As an experiment I looked at the average overall satisfaction score, average Satisfaction Index and % top box on overall satisfaction by month for one client with a very large set of tracking data (42 months). The correlations were:

  • Average overall satisfaction with average Satisfaction Index: .86
  • Top Box overall satisfaction with average Satisfaction Index: .07

In other words average overall satisfaction is very strongly correlated with Satisfaction Index, but % Top Box is very poorly correlated.

Try looking at the average overall satisfaction score as well as a top box figure to make sure you're getting a fully rounded view.


Sampling error

If you're talking about the change between one survey and another, rather than a consistent trend over time, the issue may be sampling error. Whenever you conduct a survey there is a certain amount of sampling error reflecting the fact that you only talk to a subset of the people whose views you're interested in. This gives every piece of data a margin of error, which will be relatively larger for a single question like overall satisfaction than it is for a composite score like the Satisfaction Index.

Sampling error may be hiding real gains in overall satisfaction by making the score look higher than it should in the first survey and lower than it should in the second.The Satisfaction Index is more resistant to sampling error.

Asymmetric impact

Nigel talks about this quite a lot in his new book. If improvement has mainly been in areas that are "satisfaction maintainers" then you wouldn't expect to see much change in average overall satisfaction, since the shape of the relationship between a given and overall satisfaction is a bit like this:

Satmaintainer

What you would expect to see is a reduction in the number of customers who are very dissatisfied overall, as the key with givens is to keep performance above a threshold "tipping point".

So is this the answer? Perhaps partially, but it's unlikely that all the priorities for improvement are givens. (It'd be nice to know the impact correlations!)

Improvements to satisfaction maintainers may not result in big changes in average overall satisfaction.


The nature of overall satisfaction

Another possibility is that customers have noticed improvements in specific areas, but this has not yet had time to feed through to their overall feelings about the organisation. If so, we'd expect to see overall satisfaction start to trend up (along with loyalty) after enough time has elapsed. This could be confirmed with statistical models given enough data.

A related explanation is that overall satisfaction is a tricky beast. One of the reasons that the Satisfaction Index is often preferable to a single overall satisfaction question is that it is rooted in specific attributes. Overall satisfaction is a much more nebulous measure, and is bound to incorporate many other influences such as brand image and reputation.

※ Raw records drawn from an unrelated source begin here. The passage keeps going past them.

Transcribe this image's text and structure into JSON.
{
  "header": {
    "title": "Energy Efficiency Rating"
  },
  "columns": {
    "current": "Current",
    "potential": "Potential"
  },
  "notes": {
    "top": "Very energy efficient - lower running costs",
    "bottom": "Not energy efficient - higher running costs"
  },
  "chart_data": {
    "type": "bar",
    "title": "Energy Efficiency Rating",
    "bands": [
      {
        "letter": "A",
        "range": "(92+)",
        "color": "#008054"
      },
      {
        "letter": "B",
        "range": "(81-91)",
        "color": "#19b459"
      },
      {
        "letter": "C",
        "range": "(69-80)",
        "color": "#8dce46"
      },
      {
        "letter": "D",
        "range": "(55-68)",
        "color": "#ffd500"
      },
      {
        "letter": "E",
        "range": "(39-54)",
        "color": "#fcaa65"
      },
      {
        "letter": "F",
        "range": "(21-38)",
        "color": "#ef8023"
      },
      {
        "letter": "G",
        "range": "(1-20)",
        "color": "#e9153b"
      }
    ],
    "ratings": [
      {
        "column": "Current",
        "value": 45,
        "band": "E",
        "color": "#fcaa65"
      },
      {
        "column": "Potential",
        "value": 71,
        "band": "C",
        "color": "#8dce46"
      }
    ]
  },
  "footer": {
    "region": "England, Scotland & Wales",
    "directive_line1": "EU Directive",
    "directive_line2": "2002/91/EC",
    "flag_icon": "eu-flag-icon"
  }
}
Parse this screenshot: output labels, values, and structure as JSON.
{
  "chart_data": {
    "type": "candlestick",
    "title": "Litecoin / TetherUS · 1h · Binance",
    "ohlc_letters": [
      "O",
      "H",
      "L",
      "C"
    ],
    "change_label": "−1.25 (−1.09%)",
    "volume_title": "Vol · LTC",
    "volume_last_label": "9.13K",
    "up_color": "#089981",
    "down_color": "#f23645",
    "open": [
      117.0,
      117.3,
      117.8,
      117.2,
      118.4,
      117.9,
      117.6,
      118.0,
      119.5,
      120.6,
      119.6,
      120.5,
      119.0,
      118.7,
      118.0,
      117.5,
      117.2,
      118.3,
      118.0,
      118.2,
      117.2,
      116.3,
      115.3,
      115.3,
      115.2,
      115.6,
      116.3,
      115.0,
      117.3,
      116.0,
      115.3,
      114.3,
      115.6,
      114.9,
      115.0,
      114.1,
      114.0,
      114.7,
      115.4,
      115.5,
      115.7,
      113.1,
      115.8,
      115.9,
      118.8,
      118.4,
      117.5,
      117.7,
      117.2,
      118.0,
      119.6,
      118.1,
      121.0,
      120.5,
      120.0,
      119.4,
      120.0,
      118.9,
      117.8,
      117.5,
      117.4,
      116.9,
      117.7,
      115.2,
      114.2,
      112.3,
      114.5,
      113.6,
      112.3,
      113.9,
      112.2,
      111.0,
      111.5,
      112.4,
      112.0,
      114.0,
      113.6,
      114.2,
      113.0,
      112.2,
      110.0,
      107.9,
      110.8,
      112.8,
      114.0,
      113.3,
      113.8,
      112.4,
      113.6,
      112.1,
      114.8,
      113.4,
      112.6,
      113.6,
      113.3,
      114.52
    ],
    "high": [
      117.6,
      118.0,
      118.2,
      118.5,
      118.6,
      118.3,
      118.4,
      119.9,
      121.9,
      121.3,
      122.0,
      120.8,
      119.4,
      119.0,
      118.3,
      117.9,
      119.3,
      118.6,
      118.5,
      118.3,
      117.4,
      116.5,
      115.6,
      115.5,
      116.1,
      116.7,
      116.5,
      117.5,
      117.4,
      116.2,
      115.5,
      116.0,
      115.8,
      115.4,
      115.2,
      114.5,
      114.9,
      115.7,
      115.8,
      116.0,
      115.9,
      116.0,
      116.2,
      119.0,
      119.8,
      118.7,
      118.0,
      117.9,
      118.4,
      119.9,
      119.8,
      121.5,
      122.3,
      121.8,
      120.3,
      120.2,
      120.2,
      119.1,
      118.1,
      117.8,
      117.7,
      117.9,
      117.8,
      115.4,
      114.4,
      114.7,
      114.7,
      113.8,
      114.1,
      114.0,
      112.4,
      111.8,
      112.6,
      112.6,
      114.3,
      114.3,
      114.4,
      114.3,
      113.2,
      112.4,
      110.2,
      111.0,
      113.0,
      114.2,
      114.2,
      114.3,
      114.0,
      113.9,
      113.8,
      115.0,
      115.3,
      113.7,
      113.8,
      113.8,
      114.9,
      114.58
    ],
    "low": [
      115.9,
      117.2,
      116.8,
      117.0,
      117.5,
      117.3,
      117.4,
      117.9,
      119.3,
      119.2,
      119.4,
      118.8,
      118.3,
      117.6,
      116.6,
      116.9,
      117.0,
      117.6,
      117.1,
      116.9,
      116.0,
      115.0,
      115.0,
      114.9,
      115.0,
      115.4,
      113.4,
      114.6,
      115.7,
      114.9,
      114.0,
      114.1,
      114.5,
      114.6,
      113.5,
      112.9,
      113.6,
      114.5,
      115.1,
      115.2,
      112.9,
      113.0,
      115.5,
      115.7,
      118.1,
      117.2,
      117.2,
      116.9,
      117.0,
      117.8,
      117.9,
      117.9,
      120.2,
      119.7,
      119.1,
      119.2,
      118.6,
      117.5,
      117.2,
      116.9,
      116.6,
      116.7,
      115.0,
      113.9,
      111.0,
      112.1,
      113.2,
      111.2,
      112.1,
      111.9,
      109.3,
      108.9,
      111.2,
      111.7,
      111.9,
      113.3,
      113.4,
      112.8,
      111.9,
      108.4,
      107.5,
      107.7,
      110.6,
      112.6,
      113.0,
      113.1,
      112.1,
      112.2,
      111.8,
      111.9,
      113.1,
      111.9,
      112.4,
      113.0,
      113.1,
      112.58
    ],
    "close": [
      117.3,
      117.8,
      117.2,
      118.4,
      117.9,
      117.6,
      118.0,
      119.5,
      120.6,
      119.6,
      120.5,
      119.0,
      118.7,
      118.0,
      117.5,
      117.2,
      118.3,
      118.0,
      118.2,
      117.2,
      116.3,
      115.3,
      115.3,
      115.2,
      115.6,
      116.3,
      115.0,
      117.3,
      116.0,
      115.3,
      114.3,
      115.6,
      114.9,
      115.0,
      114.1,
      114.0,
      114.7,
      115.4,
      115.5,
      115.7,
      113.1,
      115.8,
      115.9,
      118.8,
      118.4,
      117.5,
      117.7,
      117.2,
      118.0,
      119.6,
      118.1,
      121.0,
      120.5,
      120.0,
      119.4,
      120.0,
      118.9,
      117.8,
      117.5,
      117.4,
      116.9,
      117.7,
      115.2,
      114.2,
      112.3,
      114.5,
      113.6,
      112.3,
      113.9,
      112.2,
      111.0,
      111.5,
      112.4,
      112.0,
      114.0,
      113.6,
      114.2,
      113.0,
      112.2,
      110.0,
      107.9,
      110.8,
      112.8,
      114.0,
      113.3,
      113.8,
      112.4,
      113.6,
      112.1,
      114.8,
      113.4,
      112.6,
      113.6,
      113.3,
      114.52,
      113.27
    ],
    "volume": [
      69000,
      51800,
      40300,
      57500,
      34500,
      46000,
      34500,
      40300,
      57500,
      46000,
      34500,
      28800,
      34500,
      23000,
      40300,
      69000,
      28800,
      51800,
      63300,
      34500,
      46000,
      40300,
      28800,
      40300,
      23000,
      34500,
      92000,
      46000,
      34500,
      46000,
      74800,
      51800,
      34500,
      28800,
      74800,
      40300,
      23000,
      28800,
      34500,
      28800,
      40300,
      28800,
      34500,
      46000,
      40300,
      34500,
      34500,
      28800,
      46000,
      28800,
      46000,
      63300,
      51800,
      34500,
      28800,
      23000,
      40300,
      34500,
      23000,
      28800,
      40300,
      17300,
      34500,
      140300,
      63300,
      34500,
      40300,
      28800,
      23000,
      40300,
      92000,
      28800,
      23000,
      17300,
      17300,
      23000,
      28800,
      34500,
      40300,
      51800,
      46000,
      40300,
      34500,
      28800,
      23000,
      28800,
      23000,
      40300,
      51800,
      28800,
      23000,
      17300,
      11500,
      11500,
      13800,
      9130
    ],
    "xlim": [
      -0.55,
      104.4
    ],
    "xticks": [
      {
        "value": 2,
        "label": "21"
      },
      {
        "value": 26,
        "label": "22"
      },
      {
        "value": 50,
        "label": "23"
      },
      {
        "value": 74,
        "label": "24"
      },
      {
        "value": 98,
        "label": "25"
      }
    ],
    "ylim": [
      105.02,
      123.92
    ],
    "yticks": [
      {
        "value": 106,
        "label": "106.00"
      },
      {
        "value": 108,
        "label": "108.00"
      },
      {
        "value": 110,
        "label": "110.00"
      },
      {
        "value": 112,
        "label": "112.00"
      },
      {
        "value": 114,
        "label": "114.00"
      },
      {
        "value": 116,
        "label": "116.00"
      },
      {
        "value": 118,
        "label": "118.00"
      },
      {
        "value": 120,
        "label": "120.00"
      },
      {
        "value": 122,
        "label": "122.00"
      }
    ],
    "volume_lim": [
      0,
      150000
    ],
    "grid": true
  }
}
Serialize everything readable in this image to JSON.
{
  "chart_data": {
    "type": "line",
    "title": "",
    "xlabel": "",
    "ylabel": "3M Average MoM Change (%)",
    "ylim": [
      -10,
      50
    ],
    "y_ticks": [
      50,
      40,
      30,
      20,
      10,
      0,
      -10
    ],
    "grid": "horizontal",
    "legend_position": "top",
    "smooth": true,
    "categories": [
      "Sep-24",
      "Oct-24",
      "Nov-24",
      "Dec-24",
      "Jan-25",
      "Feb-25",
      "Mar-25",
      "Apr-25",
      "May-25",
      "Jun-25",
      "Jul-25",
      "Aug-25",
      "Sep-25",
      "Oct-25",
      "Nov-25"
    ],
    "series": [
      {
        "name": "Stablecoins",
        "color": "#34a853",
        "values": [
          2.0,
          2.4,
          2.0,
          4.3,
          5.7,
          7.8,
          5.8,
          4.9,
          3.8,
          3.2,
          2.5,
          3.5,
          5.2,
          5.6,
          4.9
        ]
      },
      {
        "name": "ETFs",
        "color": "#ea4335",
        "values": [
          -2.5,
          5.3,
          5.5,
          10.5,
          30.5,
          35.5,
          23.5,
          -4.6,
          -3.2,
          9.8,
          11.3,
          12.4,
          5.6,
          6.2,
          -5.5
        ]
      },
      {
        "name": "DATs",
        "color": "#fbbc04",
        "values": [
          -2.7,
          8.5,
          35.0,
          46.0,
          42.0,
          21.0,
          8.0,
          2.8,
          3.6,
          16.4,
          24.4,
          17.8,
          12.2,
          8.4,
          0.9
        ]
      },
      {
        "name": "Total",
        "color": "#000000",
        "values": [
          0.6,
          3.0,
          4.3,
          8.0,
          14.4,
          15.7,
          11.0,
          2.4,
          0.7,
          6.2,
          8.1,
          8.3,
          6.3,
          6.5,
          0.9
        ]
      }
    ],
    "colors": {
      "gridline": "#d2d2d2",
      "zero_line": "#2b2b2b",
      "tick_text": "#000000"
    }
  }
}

This helps explain why there may be a time lag between improvement in individual attributes and changes to overall satisfaction. It takes much longer for customers to feel generally warmer about an organisation than it does for them to notice specific improvements.


Conclusions

So what is the most likely explanation for Sean's paradox? My guess is that it is probably down to looking at improvements in average scores against a relatively static % top box on overall satisfaction.

If I'm wrong, and Sean's talking about an average overall satisfaction score, then my guess would be a mixture of some of the other issues I've outlined in this post. With a bit more digging around in the data we might be able to eliminate some of them and narrow down the search!